Süddeutsche Zeitung - Rezension
Süddeutsche Zeitung | Besprechung von 28.12.2007

Verse aus der Folterkammer
Paulo Fonteles berichtet in zweierlei Genres von den Grausamkeiten der brasilianischen Militärdiktatur
In seinem Roman „Null” entwirft der brasilianische Autor Ignácio de Loyola Brandao eine Welt, die von Gewalt und staatlicher Willkür bestimmt ist. Die Überwachung beginnt beim täglichen Gang in den Supermarkt. Wer den Direktiven des Regimes nicht folgt, wird mit Gefängnis und Folter bestraft. Brandao nennt sein Buch im Untertitel einen „prähistorischen Roman”, doch schnell zeigt sich, dass hinter der phantastischen Wirklichkeit das Brasilien der siebziger Jahre aufscheint.

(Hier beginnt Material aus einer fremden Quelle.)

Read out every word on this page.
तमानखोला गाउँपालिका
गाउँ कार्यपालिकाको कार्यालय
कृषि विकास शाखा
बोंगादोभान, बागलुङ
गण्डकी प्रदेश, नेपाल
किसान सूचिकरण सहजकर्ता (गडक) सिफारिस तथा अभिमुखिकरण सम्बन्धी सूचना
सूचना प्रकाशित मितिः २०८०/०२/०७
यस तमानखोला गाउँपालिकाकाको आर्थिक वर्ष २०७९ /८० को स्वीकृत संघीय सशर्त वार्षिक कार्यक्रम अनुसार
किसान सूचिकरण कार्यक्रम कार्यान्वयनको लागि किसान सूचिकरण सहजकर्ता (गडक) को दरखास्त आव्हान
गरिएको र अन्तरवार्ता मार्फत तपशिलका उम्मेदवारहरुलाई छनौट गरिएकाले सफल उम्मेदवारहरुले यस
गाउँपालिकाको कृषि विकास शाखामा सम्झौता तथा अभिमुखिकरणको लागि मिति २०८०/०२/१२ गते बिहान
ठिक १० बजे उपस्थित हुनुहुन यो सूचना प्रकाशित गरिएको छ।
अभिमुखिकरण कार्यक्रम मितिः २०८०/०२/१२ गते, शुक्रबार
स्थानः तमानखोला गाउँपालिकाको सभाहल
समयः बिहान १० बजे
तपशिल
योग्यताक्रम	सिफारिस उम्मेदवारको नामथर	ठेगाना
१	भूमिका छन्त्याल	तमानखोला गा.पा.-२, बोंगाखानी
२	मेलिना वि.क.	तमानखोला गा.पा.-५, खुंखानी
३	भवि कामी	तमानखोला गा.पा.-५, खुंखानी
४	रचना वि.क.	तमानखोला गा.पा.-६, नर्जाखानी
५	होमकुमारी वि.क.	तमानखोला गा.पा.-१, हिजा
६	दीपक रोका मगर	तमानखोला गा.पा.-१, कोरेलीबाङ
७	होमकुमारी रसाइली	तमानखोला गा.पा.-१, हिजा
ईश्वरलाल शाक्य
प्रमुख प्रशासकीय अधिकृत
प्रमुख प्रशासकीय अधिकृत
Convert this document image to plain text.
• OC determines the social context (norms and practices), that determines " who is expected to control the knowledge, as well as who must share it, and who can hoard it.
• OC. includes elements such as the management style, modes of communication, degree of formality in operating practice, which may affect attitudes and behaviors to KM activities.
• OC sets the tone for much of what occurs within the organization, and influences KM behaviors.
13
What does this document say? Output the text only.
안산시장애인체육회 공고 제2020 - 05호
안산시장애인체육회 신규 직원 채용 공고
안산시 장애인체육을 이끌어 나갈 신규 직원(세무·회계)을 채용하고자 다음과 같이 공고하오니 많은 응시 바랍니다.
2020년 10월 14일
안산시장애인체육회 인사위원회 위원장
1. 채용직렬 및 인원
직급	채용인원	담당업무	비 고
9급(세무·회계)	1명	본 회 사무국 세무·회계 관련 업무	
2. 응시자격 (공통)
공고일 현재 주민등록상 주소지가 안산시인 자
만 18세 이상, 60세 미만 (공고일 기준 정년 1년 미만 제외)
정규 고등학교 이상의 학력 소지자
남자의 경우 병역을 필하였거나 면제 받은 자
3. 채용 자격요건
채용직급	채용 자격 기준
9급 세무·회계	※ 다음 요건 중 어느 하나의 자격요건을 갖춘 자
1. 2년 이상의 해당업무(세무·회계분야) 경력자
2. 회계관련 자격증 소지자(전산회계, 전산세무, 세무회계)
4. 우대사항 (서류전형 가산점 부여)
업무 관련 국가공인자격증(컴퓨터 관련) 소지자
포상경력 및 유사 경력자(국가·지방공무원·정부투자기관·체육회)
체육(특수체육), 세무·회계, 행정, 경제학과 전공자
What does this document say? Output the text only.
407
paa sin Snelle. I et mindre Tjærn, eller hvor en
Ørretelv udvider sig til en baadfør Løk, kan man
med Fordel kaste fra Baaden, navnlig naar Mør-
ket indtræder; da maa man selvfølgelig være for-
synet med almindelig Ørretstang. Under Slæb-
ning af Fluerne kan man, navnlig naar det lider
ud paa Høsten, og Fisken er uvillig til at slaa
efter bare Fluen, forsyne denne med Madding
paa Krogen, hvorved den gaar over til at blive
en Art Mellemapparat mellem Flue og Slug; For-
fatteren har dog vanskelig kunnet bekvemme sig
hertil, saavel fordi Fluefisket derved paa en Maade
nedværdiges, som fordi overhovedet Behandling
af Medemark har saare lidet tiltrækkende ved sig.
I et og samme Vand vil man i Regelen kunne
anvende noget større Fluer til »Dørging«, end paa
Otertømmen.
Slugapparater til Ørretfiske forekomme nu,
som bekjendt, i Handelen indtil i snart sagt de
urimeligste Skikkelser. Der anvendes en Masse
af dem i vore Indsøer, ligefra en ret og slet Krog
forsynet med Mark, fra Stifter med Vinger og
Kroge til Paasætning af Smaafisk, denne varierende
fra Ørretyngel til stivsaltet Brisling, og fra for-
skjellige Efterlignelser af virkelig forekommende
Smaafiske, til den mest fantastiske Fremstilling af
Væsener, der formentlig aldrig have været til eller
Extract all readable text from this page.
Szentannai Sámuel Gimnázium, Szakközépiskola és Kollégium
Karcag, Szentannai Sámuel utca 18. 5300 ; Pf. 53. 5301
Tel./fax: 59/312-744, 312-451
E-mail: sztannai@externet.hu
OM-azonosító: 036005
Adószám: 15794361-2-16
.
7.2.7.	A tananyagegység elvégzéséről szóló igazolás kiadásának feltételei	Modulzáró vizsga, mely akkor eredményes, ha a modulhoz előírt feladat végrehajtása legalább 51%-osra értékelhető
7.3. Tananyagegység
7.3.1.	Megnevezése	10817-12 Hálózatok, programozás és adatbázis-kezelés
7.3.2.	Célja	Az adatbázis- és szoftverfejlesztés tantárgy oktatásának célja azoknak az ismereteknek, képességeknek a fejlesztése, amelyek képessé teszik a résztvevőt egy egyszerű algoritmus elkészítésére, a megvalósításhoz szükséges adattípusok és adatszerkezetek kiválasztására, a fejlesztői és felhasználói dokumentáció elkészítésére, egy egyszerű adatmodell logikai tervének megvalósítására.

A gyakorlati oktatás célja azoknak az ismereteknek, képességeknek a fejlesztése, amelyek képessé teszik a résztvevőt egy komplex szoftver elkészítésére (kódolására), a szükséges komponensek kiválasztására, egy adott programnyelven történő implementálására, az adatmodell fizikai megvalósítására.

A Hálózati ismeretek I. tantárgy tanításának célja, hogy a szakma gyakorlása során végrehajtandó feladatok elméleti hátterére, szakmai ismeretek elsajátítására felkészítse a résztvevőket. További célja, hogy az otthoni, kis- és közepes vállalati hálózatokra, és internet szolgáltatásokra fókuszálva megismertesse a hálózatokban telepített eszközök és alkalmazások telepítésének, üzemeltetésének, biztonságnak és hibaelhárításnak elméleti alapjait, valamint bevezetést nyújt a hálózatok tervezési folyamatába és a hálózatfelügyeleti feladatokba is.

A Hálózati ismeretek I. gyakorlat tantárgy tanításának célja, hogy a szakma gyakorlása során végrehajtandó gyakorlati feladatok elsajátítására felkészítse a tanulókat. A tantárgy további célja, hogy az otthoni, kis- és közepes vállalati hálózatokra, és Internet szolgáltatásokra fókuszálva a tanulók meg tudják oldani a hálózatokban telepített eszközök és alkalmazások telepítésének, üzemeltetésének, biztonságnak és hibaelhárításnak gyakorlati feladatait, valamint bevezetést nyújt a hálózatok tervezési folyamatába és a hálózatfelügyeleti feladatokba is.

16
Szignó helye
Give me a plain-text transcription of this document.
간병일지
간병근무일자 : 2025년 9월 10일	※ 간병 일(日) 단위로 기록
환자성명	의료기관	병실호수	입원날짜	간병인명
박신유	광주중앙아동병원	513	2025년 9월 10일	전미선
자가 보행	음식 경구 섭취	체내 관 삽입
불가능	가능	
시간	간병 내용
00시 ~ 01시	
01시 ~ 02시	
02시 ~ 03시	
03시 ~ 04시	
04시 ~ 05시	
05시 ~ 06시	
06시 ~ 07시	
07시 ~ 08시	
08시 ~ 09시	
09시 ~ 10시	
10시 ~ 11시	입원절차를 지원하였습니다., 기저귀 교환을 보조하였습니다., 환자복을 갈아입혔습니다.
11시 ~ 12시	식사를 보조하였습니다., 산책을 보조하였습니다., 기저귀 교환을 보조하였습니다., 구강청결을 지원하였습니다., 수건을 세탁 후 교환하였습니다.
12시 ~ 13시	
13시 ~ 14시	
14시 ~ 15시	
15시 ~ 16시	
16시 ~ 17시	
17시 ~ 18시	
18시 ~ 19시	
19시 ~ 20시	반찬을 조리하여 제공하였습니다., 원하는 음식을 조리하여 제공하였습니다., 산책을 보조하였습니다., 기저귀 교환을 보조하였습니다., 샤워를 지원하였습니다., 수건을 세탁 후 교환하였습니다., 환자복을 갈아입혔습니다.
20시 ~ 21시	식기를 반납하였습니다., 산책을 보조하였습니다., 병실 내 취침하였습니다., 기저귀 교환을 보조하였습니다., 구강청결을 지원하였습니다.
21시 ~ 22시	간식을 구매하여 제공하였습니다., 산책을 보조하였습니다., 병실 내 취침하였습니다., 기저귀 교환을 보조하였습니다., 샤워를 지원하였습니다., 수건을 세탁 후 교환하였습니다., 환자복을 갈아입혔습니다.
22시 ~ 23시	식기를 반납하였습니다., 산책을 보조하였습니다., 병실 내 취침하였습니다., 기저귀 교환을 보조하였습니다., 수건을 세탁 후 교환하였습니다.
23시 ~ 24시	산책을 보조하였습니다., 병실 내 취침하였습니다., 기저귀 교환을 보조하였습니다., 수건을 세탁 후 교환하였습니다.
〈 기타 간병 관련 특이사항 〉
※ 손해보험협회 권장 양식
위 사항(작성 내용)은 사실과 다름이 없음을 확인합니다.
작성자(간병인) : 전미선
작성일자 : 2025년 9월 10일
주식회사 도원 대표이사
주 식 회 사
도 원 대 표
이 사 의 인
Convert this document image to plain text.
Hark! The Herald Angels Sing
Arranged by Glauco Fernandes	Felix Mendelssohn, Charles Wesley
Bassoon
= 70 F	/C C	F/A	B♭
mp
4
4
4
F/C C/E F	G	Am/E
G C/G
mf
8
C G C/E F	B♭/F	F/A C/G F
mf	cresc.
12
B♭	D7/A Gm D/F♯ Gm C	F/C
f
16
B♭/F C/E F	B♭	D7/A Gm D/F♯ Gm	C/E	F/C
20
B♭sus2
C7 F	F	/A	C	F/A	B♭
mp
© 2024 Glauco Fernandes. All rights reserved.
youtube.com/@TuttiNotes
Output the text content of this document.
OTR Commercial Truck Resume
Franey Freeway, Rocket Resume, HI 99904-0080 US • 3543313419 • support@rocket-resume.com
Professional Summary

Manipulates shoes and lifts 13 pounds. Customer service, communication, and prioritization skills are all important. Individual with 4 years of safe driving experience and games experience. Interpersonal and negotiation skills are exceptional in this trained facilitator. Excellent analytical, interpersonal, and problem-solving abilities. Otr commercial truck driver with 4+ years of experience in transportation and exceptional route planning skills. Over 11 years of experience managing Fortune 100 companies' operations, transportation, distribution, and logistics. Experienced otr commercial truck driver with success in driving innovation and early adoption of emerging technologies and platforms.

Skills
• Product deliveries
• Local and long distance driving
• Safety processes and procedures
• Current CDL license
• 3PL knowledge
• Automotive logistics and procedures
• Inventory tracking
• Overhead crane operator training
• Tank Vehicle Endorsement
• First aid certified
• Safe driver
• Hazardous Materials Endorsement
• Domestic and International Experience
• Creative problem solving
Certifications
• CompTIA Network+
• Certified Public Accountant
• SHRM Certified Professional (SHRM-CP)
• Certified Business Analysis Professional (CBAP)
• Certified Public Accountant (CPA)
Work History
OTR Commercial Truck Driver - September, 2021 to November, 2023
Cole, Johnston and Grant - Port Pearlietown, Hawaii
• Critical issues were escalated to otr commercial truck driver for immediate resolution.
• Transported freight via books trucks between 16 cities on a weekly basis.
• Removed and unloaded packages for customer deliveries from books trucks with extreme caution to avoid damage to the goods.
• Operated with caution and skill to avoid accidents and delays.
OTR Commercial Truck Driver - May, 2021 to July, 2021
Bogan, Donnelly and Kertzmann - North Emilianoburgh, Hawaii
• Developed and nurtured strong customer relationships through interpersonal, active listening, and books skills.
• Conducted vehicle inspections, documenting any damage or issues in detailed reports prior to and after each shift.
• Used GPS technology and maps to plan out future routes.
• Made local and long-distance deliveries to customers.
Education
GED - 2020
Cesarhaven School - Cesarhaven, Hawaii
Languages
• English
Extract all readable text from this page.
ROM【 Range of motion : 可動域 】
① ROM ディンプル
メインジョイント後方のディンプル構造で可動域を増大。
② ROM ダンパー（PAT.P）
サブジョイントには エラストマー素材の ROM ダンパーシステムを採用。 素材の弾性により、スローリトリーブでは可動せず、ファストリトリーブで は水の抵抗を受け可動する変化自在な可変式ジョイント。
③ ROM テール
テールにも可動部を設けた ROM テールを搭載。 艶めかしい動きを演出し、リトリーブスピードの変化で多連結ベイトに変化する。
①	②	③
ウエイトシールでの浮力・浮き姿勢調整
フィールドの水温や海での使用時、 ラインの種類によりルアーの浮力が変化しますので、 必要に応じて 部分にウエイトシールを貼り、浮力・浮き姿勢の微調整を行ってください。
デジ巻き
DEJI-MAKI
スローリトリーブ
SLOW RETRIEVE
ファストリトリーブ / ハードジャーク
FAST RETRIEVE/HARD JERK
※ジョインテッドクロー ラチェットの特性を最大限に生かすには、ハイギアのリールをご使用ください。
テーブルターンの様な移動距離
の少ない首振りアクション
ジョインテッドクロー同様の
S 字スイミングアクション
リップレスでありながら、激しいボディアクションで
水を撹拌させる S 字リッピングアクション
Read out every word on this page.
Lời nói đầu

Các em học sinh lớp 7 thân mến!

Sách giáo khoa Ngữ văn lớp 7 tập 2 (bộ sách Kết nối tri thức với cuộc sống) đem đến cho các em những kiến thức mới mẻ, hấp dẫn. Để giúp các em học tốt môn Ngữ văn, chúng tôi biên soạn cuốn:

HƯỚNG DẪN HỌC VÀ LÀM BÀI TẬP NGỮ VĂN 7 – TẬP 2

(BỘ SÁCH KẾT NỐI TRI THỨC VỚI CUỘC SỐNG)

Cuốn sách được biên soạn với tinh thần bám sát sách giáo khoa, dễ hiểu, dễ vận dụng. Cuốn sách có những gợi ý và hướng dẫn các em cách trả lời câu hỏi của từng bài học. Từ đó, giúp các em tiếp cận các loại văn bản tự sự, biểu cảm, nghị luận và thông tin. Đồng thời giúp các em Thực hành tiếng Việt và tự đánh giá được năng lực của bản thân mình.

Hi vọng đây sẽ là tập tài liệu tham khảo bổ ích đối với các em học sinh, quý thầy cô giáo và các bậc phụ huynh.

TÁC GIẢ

Die brasilianische Diktatur begann 1964 mit einem Putsch der Militärs. General Castello Branco, der erste Präsident des Regimes, wollte die Regierungsgewalt noch zurück in zivile Hände geben. Doch er konnte sich gegen die radikalen Militärs nicht durchsetzen. Obwohl die brasilianische Militärdiktatur als relativ sanft galt, war die Folter einer ihrer elementaren Bestandteile. Während das wirtschaftlich und kulturell aufstrebende Land die Idee eines „Brasil Grande” zu verwirklichen suchte, entwickelte sich eines der effektivsten Foltersysteme weltweit. Offiziere hielten dazu eigene Kurse an Militärakademien, und brasilianische Experten reisten in andere südamerikanische Länder, um den dortigen Machthabern neue Foltermethoden beizubringen.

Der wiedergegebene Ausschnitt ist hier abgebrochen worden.